Many faculty, however, have been vehemently opposed the plan, arguing that the changes will dumb down the curriculum and are an ill-considered response to budget cuts. Professors, departments and student and faculty councils have issued more than 100 resolutions against Pathways, in the spring a petition garnered 5,600-plus signatures from professors, and the Professional Staff Congress — the faculty union — has filed two lawsuits seeking to block the initiative.
“Votes on curriculum should not be taken under any kind of threat,” said Barbara Bowen, president of the faculty union. “Faculty should not be forced to take votes or retake votes under threat. That’s not an appropriate decision making-climate.”

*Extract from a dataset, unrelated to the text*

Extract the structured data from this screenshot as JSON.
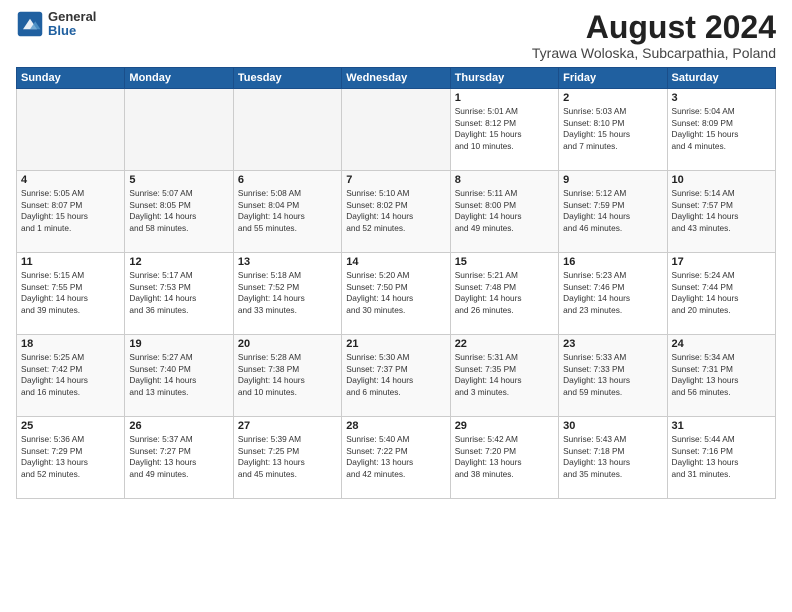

Departments across the city have responded to the changes in various ways. Bronx Community College’s English Department approved four-hour introductory composition classes, contrary to the central administration’s three-hour mandate, and plan to continue with those proposals despite pressure from school administrators. Some, like LaGuardia Community College, have yet to hold votes on the courses, and others have voted to approve the changes grudgingly.
“The provost told us over the summer that unless we intended to go on strike over Pathways, we would have to swallow the bitter pill,” said Ashley Dawson, the chair of the English department at College of Staten Island. “We’ve basically been bludgeoned into submission.”
College of Staten Island Provost Fred Naider acknowledged to the New York World that he warned faculty that there would be consequences for failing to approve Pathways courses. “What I basically said was that if we decide not to offer certain courses, well then those courses won’t be available to be taught,” he said. Naider added that he has urged faculty to work collaboratively with the administration to find a solution.
“Should we really resist,” he asked rhetorically, “or should we find a way within Pathways to make the strongest educational program possible?”
The Queensborough English department has scheduled a meeting for this Wednesday, at which faculty will decide whether to maintain the rejection or reverse course and accept the changes.
Philosophy professor Philip Pecorino said that the stakes couldn’t be higher.
“I’ve had colleagues draw up images of the tanks driving down Tiananmen Square,” he said “where the tanks are the heavy-handed actions from the chancellor coming down on the departments.”
UPDATED September 19, 2012, to add comment from College of Staten Island provost Fred Naider.